Victoria

Fuiste al almacén del centro, por el que siempre habías pasado, y compraste un abrigo de invierno. Lo necesitarás en algún momento. ¿Habrá nieve cuando llegues? Seguro que no, es apenas agosto. El tuyo no era cualquier abrigo, era, tenía que ser, el que habías visto tantas veces: azul oscuro, de una tela parecida al terciopelo, de cinturón ancho, con botones metálicos pero sutiles, sin bolsillos, largo channel.

Elegante, pensabas un día. ¿Lo podrás usar con pantalones? Sí, quedará bien. Nadie te notará. Serás un abrigo más en la percha de un restaurante...

Te lo hubieras llevado puesto ese mismo día, aunque se viera ridículo en una ciudad primaveral. Pero no, es mejor cargar la bolsa de papel que da cierta dignidad. Si la sostienes en el brazo derecho, con cierta elegancia, tendrás la convicción de llegar a otro continente.

En el camino a casa dejaste atrás toda tu vida. Repasaste los 34 años que te han celebrado. Esconderlos está bien, pero a veces, cuando hay que reclamar algo, arrepentirse o gritarlos, es mejor echarlos en cara, pronunciarlos con todas sus sílabas, haciéndolos trizas. Las veces que has fracasado importan en esa milésima de segundo, después se convierten en las piedras que sepultarán tu pasado. Ellos escucharon, trataron de hablar y se los impediste, te miraron fijamente... No creyeron en tu decisión. Sin duda pensaron que no serías capaz, que la voluntad sería tu mayor freno. Como siempre.

Por eso les mostraste el abrigo. No solo los visos de su tela azul, sino también su etiqueta, ese precio que pagaste, como empeñando tu palabra. Sonreíste y te diste vuelta. No viste cuando ella frunció el ceño o cuando él cambió de canal en la televisión. Fue ahí cuando resolvieron dejarte ir. No fue un permiso ni una bendición; fue una despedida, una manera de sacarte de las fotos familiares.

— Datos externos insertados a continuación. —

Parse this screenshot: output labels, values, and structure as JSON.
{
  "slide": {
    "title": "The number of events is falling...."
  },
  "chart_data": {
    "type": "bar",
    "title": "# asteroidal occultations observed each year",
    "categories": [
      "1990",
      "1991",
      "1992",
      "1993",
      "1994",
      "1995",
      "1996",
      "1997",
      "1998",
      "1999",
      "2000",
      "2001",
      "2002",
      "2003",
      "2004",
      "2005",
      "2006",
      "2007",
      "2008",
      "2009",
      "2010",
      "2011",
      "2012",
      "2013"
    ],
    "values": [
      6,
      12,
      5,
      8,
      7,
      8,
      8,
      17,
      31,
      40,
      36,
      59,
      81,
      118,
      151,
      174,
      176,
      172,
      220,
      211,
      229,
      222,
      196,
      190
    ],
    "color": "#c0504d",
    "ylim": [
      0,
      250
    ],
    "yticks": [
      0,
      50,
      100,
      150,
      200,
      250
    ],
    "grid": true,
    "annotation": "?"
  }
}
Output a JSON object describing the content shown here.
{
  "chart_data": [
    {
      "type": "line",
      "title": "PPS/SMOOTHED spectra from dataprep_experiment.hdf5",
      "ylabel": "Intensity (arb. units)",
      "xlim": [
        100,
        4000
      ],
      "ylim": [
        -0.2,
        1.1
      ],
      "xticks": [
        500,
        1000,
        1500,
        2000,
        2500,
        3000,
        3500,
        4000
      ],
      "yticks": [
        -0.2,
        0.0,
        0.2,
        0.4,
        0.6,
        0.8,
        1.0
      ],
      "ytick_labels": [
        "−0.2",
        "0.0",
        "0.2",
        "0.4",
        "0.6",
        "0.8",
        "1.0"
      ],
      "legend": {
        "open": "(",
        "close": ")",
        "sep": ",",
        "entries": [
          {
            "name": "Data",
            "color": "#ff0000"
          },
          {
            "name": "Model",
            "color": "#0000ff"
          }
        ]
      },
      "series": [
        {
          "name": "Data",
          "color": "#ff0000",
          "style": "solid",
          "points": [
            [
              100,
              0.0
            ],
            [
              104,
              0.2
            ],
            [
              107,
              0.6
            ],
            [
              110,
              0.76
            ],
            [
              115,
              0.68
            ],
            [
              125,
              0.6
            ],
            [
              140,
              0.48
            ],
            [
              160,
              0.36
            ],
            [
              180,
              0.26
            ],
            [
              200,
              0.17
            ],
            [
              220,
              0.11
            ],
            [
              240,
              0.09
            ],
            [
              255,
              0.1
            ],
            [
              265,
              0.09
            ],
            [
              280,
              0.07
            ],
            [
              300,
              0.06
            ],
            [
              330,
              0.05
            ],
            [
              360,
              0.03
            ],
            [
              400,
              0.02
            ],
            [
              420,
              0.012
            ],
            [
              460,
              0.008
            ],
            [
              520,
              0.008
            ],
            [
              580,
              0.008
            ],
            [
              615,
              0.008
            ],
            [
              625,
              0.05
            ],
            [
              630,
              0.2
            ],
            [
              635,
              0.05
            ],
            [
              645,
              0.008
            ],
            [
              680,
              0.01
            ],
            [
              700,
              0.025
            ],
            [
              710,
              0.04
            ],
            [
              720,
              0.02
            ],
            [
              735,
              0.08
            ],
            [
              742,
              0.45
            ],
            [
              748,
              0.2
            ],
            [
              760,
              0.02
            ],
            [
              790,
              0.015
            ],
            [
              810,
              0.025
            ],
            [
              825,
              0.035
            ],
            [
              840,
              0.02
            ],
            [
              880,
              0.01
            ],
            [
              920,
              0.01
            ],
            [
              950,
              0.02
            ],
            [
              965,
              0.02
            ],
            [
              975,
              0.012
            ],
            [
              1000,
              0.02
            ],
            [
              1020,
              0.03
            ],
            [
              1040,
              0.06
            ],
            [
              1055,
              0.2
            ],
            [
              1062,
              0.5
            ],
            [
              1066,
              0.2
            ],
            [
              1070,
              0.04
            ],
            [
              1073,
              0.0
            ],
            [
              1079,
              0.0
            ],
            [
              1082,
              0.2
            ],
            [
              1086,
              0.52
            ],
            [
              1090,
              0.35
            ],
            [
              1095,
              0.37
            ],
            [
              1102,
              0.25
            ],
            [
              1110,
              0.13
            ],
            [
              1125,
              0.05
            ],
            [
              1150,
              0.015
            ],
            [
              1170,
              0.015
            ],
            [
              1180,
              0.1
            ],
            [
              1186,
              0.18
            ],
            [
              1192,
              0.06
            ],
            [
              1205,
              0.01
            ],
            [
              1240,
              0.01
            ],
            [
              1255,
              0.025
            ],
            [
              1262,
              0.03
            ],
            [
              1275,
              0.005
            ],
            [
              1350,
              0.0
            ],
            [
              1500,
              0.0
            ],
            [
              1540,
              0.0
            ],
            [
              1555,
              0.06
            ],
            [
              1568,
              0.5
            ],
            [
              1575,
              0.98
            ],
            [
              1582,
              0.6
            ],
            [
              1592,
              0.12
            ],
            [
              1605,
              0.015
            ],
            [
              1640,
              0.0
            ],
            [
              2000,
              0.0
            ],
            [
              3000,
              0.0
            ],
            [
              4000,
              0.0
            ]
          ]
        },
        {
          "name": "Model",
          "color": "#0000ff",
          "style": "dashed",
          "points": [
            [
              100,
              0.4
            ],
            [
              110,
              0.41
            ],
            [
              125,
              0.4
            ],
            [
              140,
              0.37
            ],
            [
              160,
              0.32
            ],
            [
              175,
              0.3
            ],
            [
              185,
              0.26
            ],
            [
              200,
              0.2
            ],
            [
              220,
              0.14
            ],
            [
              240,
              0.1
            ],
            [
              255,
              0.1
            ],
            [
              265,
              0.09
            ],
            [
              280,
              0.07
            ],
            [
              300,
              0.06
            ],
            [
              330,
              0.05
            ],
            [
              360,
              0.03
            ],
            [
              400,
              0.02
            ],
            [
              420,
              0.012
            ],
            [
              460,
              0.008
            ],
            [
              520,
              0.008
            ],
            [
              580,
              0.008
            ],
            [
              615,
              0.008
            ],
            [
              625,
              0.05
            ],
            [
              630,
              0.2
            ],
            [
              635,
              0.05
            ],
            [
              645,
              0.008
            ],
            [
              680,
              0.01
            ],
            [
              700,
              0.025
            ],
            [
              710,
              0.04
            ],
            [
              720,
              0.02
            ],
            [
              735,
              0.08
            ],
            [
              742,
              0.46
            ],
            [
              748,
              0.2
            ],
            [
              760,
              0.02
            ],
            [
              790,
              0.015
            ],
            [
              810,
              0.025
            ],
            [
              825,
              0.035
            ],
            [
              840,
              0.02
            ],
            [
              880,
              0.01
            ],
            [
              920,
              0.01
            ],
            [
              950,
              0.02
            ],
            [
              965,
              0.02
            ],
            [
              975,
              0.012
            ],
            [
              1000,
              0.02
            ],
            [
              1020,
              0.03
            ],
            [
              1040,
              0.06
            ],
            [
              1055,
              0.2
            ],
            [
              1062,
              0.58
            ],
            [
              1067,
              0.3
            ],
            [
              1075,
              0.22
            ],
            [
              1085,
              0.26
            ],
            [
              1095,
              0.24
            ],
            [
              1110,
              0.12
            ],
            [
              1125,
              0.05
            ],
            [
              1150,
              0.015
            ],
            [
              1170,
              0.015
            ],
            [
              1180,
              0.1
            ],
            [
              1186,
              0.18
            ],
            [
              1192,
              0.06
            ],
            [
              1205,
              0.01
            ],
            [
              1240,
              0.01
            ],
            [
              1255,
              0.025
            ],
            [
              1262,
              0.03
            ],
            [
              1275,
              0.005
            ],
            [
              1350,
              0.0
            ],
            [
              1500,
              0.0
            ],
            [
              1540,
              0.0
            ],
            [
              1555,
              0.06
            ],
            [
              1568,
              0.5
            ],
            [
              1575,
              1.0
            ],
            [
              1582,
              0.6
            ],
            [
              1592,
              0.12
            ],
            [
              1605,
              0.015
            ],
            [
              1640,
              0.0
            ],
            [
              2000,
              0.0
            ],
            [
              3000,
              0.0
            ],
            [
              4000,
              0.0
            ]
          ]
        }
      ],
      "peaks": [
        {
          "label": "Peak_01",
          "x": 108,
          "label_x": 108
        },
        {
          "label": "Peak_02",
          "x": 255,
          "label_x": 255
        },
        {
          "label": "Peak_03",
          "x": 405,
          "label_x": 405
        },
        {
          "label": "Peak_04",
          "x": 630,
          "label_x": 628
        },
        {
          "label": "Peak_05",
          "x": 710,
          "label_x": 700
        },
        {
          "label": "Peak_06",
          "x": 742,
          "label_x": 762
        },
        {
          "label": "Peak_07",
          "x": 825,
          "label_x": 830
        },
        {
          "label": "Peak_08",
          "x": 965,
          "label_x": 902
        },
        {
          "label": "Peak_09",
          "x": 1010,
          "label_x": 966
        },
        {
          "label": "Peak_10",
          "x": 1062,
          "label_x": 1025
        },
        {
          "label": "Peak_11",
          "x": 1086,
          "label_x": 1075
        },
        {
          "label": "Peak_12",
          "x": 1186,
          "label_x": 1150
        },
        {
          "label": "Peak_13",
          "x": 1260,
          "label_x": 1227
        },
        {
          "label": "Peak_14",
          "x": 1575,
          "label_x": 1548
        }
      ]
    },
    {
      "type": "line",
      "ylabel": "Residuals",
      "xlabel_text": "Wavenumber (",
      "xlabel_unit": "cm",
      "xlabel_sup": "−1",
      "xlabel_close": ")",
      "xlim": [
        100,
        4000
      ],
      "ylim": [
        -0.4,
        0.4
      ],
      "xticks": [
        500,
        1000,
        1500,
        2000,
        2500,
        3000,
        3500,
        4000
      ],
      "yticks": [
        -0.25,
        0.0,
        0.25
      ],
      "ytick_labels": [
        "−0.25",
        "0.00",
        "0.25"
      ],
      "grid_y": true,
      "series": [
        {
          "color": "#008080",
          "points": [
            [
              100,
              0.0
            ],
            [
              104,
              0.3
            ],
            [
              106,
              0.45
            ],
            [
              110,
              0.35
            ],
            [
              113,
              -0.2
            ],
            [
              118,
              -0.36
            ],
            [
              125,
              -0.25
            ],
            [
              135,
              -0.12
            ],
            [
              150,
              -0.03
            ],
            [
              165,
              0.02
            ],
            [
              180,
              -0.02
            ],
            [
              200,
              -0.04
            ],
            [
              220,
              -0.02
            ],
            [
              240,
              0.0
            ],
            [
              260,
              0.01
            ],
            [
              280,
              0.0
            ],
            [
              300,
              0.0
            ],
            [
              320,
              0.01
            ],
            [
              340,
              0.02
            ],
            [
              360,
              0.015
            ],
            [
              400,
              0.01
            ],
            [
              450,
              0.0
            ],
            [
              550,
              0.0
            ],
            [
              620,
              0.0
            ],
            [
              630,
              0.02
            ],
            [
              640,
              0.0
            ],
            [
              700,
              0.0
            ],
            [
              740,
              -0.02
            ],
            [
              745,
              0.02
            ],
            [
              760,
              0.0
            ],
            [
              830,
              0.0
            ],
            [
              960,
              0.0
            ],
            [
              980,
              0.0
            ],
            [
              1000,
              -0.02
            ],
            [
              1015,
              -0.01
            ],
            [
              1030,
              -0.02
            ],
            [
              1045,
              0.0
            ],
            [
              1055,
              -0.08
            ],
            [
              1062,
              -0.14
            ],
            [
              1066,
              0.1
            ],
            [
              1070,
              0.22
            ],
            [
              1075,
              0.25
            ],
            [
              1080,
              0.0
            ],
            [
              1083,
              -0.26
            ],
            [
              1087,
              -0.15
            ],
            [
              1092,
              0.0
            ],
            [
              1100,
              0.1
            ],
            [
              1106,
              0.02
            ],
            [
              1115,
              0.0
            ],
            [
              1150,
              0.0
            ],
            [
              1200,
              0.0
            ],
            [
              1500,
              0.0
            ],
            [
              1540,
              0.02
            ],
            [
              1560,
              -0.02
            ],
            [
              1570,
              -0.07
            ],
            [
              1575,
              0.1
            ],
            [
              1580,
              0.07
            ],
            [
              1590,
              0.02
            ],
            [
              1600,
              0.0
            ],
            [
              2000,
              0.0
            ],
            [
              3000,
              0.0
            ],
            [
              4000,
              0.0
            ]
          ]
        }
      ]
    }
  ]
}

Contaste los días y las noches en silencio, escribiste tus pasos en una libreta cuadriculada. Los trámites fueron un tamiz para apaciguar los nervios y también el ímpetu. Y una mañana, con adioses distantes y de rigurosa cortesía, saliste a buscar tu avión. Las manos te temblaban.

La nieve comienza a caer y es apenas noviembre. Dice tuesday en el calendario. Muchos abrigos has usado desde aquel que convertiste en símbolo de libertad. Lo llevaste encima como un luto constante, más parecido al destierro. Quedó raído de tantos días cortos y grises. Hoy caminas con prisa, sin falsas elegancias colgadas de tu brazo. Recuerdas esa última voz que escuchaste antes de partir al aeropuerto; esas palabras confusas que no dicen nada pero lo esbozan todo.

Las frases no te salieron cuando quisiste llamar por teléfono. ¿Había algo pendiente? Quizás no. Ningún reloj se detuvo, ningún perro ladró. Solamente te enamoraste y dos hijos te nacieron. Te hubiera gustado decirlo, mostrarlo, señalarlo con el dedo a quienes registraron tus fracasos. Ya no estás para esas guerras. Hoy quisieras que las partes de tu vida encajaran en un solo juego de fichas, que tu mamá conociera a sus nietos y tu papá saltara de la tumba para, al menos, intentar abofetearte.

Camina y abre tu paraguas. El plan que urdiste hace años se está cumpliendo como una vez lo quisiste. Olvida que a veces las lágrimas te hacen doler la cabeza. De nada sirve el sacrificio de quitarte los guantes en días de nieve.